Two suggestions to improve "nohtml=1"
Short, concise description of the idea
When an entry is viewed with HTML turned off using "nohtml=1," I think:
(1) ampersands ('&') preceding "lt," "gt," "amp," or "quot" should be escaped so that escape sequences appear as in the entry's actual "source code"; and
(2) the "Don't Auto-Format" option should be ignored, if it is turned on, and <lj-raw> tags should be ignored.
Full description of the idea
For information on ?nohtml=1, see this entry in my test journal. With this background, I think the short description (above) is quite sufficient.
An ordered list of benefits
For escaping ampersands, the advantage is an accurate representation of the HTML; this is useful in copying the HTML to paste it elsewhere, or in distinguishing "sample" HTML from "real" HTML in entries with a good deal of each. However, ampersands should only be escaped in these four cases, because if it's not used with an entity reference (say, if it's used in the middle of a URL) or if it's used with a different one, then it's unnecessary and potentially destructive.

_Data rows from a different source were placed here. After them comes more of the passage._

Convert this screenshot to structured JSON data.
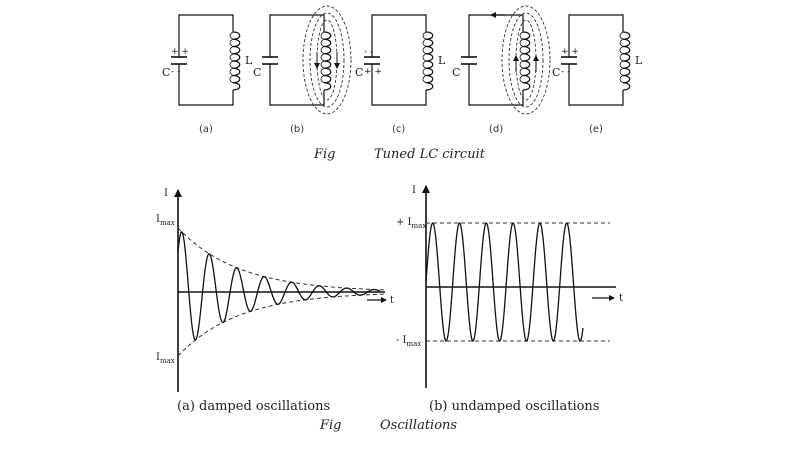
{
  "lc_figure": {
    "fig_word": "Fig",
    "caption": "Tuned LC circuit",
    "panels": [
      {
        "sublabel": "(a)",
        "c_label": "C",
        "l_label": "L",
        "top_plate": "+ +",
        "bottom_plate": "- -",
        "field": "none"
      },
      {
        "sublabel": "(b)",
        "c_label": "C",
        "l_label": "",
        "top_plate": "",
        "bottom_plate": "",
        "field": "down"
      },
      {
        "sublabel": "(c)",
        "c_label": "C",
        "l_label": "L",
        "top_plate": "- -",
        "bottom_plate": "+ +",
        "field": "none"
      },
      {
        "sublabel": "(d)",
        "c_label": "C",
        "l_label": "",
        "top_plate": "",
        "bottom_plate": "",
        "field": "up"
      },
      {
        "sublabel": "(e)",
        "c_label": "C",
        "l_label": "L",
        "top_plate": "+ +",
        "bottom_plate": "- -",
        "field": "none"
      }
    ]
  },
  "oscillation_figure": {
    "fig_word": "Fig",
    "caption": "Oscillations",
    "damped": {
      "label": "(a) damped oscillations",
      "y_axis": "I",
      "x_axis": "t",
      "top_marker": "I",
      "top_marker_sub": "max",
      "bottom_marker": "I",
      "bottom_marker_sub": "max"
    },
    "undamped": {
      "label": "(b) undamped oscillations",
      "y_axis": "I",
      "x_axis": "t",
      "top_marker": "+ I",
      "top_marker_sub": "max",
      "bottom_marker": "- I",
      "bottom_marker_sub": "max"
    }
  }
}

For keeping auto-formatting on regardless of "Don't auto-format" or <lj-raw>, the advantage is that if the code of the entry is "clean" and neatly-spaced, then it should be when the entry's HTML is displayed, too. Also, with hyperlinks, this would allow auto-linkification of the URL that the hyperlink was linking to, so it can still be used.
An ordered list of problems/issues involved
If I make a hyperlink to a page with an ampersand '&' in the URL, and I (correctly) escape the ampersand myself, then this would double-escape the ampersand, ruining the hyperlink. (I think.) To solve this, the escaping might only be done for < and >, but that slightly offsets one of the advantages above. Without making the coding unnecessarily complicated, I see no perfect balance.
Post a comment if you see anything else.
An organized list, or a few short paragraphs detailing suggestions for implementation
For escaping ampersands, this should be rather trivial; just add a bit of code to the nohtml-ification replacing < with &lt;, etc.
For turning off auto-formatting, I imagine this would take the form of changing something like "if(dontautoformat ne 1)" to "if(dontautoformat ne 1 || nohtml == 1"; I don't really know, though.